What are the forms of a complex number?

The two main forms of a complex number are polar and rectangular. Usually, you first encounter the rectangular form z = a + bi, where a and b are the real part and imaginary part of z, respectively. They are both real numbers!

The polar form describes z by r × exp(φi), where:

The magnitude r is the distance from the origin (0,0) to z; and
The argument φ is the angle between the real axis (x-axis) and the radius connecting the origin (0,0) and z.

Look at the picture to better understand what the polar form is:

How do I convert from rectangular to polar form?
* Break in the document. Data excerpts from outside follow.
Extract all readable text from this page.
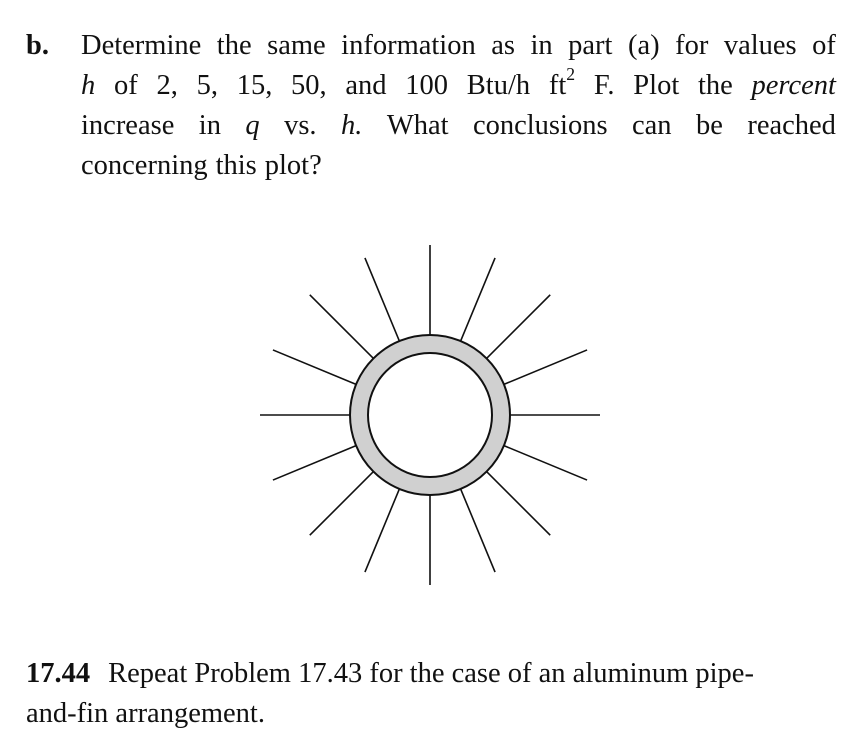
b. Determine the same information as in part (a) for values of
h of 2, 5, 15, 50, and 100 Btu/h $ft^2$ F. Plot the percent
increase in q vs. h. What conclusions can be reached
concerning this plot?
17.44 Repeat Problem 17.43 for the case of an aluminum pipe-
and-fin arrangement.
To convert a complex number from the rectangular a + bi to polar form z, we use the formulas:

r = √(a² + b²)

and

φ = atan2(b, a).

If a > 0, then atan2(b, a) = arctan(b / a). However, if a < 0, then atan(b /a) does not give us the correct angle - it must be corrected by ±π to send us into the correct quadrant of the plane. Formally atan2(b, a) is defined as:

atan(b / a) if a > 0;
atan(b / a) + π if a < 0 ≤ b;
atan(b / a) - π if a,b < 0;
π/2 if a = 0 < b;
-π/2 if b < 0 = a; and
remains undefined if x = y = 0.

These are exactly the formulas behind Omni's polar form converter.
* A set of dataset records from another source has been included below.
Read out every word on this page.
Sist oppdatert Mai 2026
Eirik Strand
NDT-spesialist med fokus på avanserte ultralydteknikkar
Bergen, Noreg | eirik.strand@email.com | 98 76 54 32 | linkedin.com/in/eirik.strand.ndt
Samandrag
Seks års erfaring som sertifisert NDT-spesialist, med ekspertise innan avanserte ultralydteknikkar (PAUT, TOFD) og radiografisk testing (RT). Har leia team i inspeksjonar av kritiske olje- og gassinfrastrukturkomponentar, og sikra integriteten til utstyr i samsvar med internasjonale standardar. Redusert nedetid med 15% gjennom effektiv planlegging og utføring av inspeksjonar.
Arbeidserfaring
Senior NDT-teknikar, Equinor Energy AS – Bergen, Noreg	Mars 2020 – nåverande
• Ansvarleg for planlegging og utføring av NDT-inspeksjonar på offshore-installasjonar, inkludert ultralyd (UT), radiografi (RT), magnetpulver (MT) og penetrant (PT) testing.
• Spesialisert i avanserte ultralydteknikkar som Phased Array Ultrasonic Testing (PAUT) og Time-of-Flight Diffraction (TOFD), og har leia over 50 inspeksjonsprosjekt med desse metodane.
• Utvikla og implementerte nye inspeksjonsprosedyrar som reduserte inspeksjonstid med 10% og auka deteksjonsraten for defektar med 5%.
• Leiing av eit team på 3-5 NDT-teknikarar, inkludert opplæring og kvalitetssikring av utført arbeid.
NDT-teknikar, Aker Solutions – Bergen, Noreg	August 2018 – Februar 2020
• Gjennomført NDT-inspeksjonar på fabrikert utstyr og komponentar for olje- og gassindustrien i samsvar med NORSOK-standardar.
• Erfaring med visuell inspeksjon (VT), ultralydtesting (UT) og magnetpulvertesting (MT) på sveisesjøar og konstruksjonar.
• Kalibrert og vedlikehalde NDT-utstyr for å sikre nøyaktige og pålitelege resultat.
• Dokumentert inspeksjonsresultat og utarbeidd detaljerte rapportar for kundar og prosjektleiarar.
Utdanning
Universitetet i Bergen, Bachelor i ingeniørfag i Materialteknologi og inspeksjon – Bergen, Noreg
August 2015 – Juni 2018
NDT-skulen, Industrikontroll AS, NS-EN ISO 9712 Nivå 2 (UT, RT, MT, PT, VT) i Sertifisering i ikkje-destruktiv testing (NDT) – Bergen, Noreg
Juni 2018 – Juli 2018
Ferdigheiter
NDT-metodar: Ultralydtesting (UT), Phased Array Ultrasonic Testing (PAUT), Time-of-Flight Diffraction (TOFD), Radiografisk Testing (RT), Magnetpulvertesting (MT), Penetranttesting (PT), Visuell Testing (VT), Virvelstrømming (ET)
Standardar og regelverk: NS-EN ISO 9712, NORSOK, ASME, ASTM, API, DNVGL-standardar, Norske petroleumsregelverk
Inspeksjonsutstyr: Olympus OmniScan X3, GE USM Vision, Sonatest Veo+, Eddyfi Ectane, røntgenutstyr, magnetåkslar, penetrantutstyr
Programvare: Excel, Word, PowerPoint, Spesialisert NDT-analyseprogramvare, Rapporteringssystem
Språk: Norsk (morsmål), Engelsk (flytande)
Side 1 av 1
How to use this polar form calculator?

To use this polar form converter, take a complex number in the rectangular form a + bi and input a and b into the respective fields of our tool. The two ingredients of the polar form will appear immediately in their fields: the magnitude r and phase (argument) φ. Take them and write down the polar form r × exp(iφ) of your number.
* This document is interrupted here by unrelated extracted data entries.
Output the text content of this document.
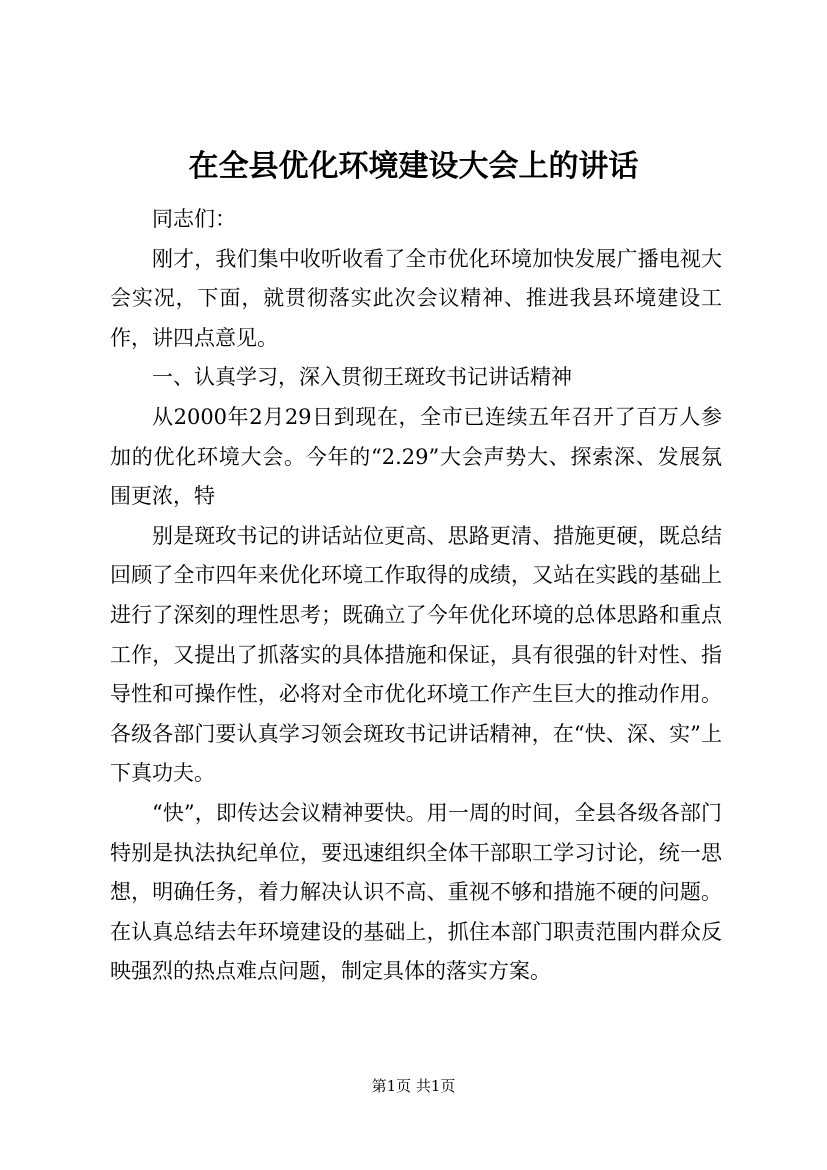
在全县优化环境建设大会上的讲话

同志们：

刚才，我们集中收听收看了全市优化环境加快发展广播电视大会实况，下面，就贯彻落实此次会议精神、推进我县环境建设工作，讲四点意见。

一、认真学习，深入贯彻王斑玫书记讲话精神

从2000年2月29日到现在，全市已连续五年召开了百万人参加的优化环境大会。今年的“2.29”大会声势大、探索深、发展氛围更浓，特

别是斑玫书记的讲话站位更高、思路更清、措施更硬，既总结回顾了全市四年来优化环境工作取得的成绩，又站在实践的基础上进行了深刻的理性思考；既确立了今年优化环境的总体思路和重点工作，又提出了抓落实的具体措施和保证，具有很强的针对性、指导性和可操作性，必将对全市优化环境工作产生巨大的推动作用。各级各部门要认真学习领会斑玫书记讲话精神，在“快、深、实”上下真功夫。

“快”，即传达会议精神要快。用一周的时间，全县各级各部门特别是执法执纪单位，要迅速组织全体干部职工学习讨论，统一思想，明确任务，着力解决认识不高、重视不够和措施不硬的问题。在认真总结去年环境建设的基础上，抓住本部门职责范围内群众反映强烈的热点难点问题，制定具体的落实方案。

第1页 共1页
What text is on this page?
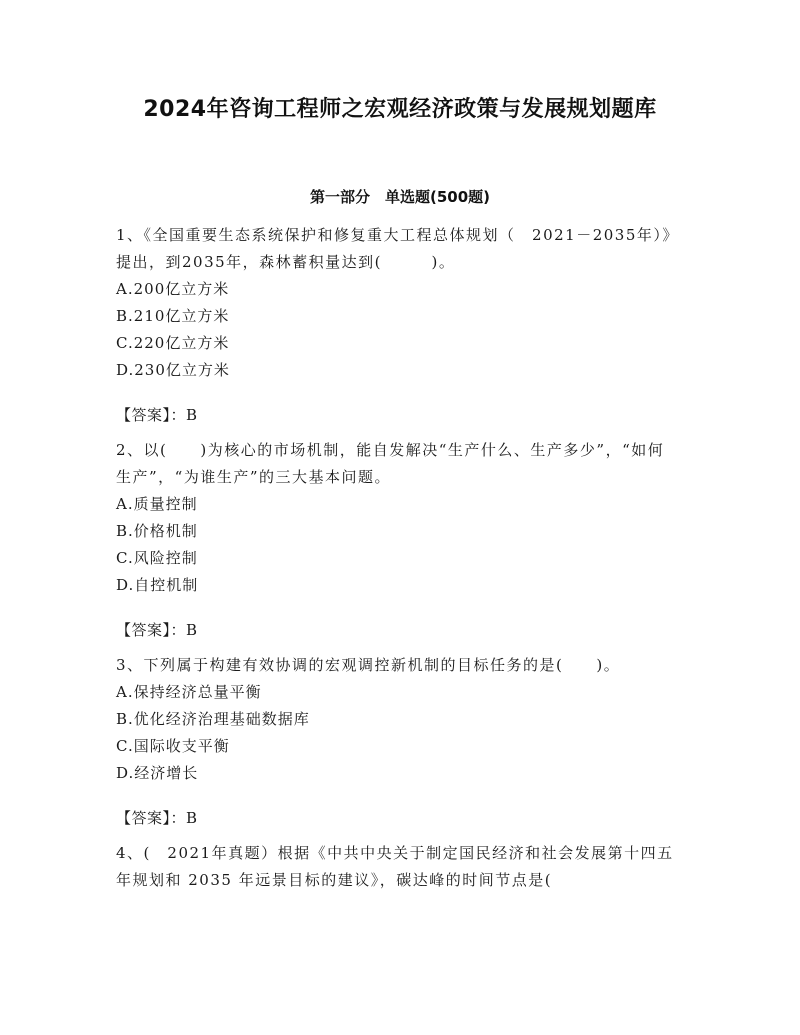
2024年咨询工程师之宏观经济政策与发展规划题库
第一部分　单选题(500题)

1、《全国重要生态系统保护和修复重大工程总体规划（　2021－2035年）》提出，到2035年，森林蓄积量达到(　　　)。

A.200亿立方米

B.210亿立方米

C.220亿立方米

D.230亿立方米

【答案】：B

2、以(　　)为核心的市场机制，能自发解决“生产什么、生产多少”，“如何生产”，“为谁生产”的三大基本问题。

A.质量控制

B.价格机制

C.风险控制

D.自控机制

【答案】：B

3、下列属于构建有效协调的宏观调控新机制的目标任务的是(　　)。

A.保持经济总量平衡

B.优化经济治理基础数据库

C.国际收支平衡

D.经济增长

【答案】：B

4、(　2021年真题）根据《中共中央关于制定国民经济和社会发展第十四五年规划和 2035 年远景目标的建议》，碳达峰的时间节点是(
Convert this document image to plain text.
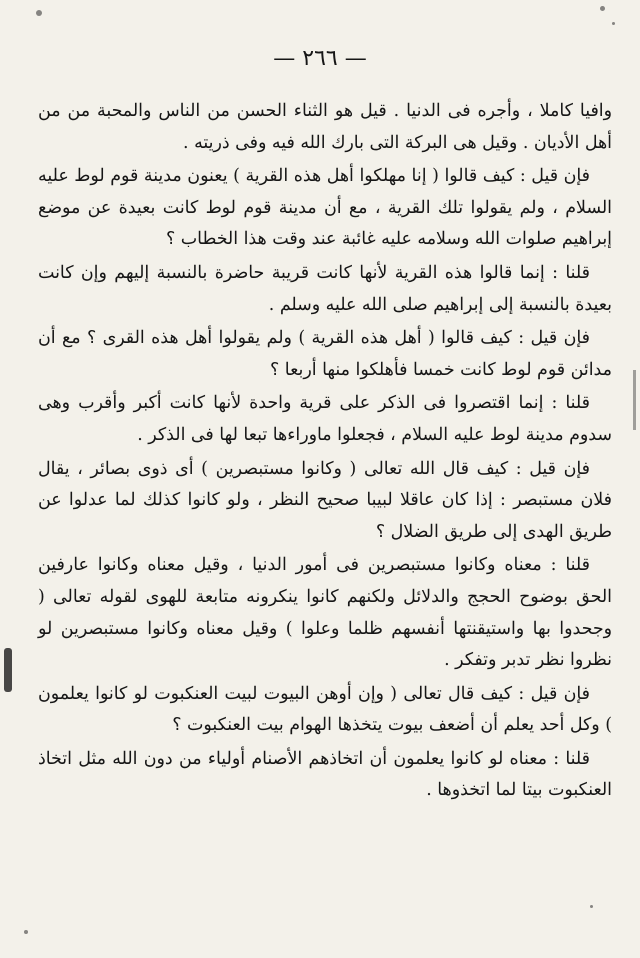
— ٢٦٦ —

وافيا كاملا ، وأجره فى الدنيا . قيل هو الثناء الحسن من الناس والمحبة من من أهل الأديان . وقيل هى البركة التى بارك الله فيه وفى ذريته .

فإن قيل : كيف قالوا ( إنا مهلكوا أهل هذه القرية ) يعنون مدينة قوم لوط عليه السلام ، ولم يقولوا تلك القرية ، مع أن مدينة قوم لوط كانت بعيدة عن موضع إبراهيم صلوات الله وسلامه عليه غائبة عند وقت هذا الخطاب ؟

قلنا : إنما قالوا هذه القرية لأنها كانت قريبة حاضرة بالنسبة إليهم وإن كانت بعيدة بالنسبة إلى إبراهيم صلى الله عليه وسلم .

فإن قيل : كيف قالوا ( أهل هذه القرية ) ولم يقولوا أهل هذه القرى ؟ مع أن مدائن قوم لوط كانت خمسا فأهلكوا منها أربعا ؟

قلنا : إنما اقتصروا فى الذكر على قرية واحدة لأنها كانت أكبر وأقرب وهى سدوم مدينة لوط عليه السلام ، فجعلوا ماوراءها تبعا لها فى الذكر .

فإن قيل : كيف قال الله تعالى ( وكانوا مستبصرين ) أى ذوى بصائر ، يقال فلان مستبصر : إذا كان عاقلا لبيبا صحيح النظر ، ولو كانوا كذلك لما عدلوا عن طريق الهدى إلى طريق الضلال ؟

قلنا : معناه وكانوا مستبصرين فى أمور الدنيا ، وقيل معناه وكانوا عارفين الحق بوضوح الحجج والدلائل ولكنهم كانوا ينكرونه متابعة للهوى لقوله تعالى ( وجحدوا بها واستيقنتها أنفسهم ظلما وعلوا ) وقيل معناه وكانوا مستبصرين لو نظروا نظر تدبر وتفكر .

فإن قيل : كيف قال تعالى ( وإن أوهن البيوت لبيت العنكبوت لو كانوا يعلمون ) وكل أحد يعلم أن أضعف بيوت يتخذها الهوام بيت العنكبوت ؟

قلنا : معناه لو كانوا يعلمون أن اتخاذهم الأصنام أولياء من دون الله مثل اتخاذ العنكبوت بيتا لما اتخذوها .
This can't get any easier!

Omni tools for complex numbers

Complex numbers can find you in sooo many areas of science! Omni is well aware of that - we have built a whole collection of tools addressing different problems related to complex numbers. Make sure to check out at least a few of the following tools:

FAQs

How do I convert from trigonometric to polar form?

To convert a complex number from trigonometric to polar form, you need to:

Make sure your number is written as z = r × cos(φ) + r × i × sin(φ)].
Extract the magnitude r and the argument φ.
Write down your number as r × exp(φi).
If in doubt, use an online polar form calculator.

What is the polar form of -1?

The answer is exp(πi). To derive this answer, observe that the modulus (magnitude) of -1 is equal to 1. Next, we must determine φ such that cos(φ) = -1 and sin(φ) = 0. We easily verify that φ = π satisfies these conditions. Hence, the whole number reads 1 × exp(πi), as claimed.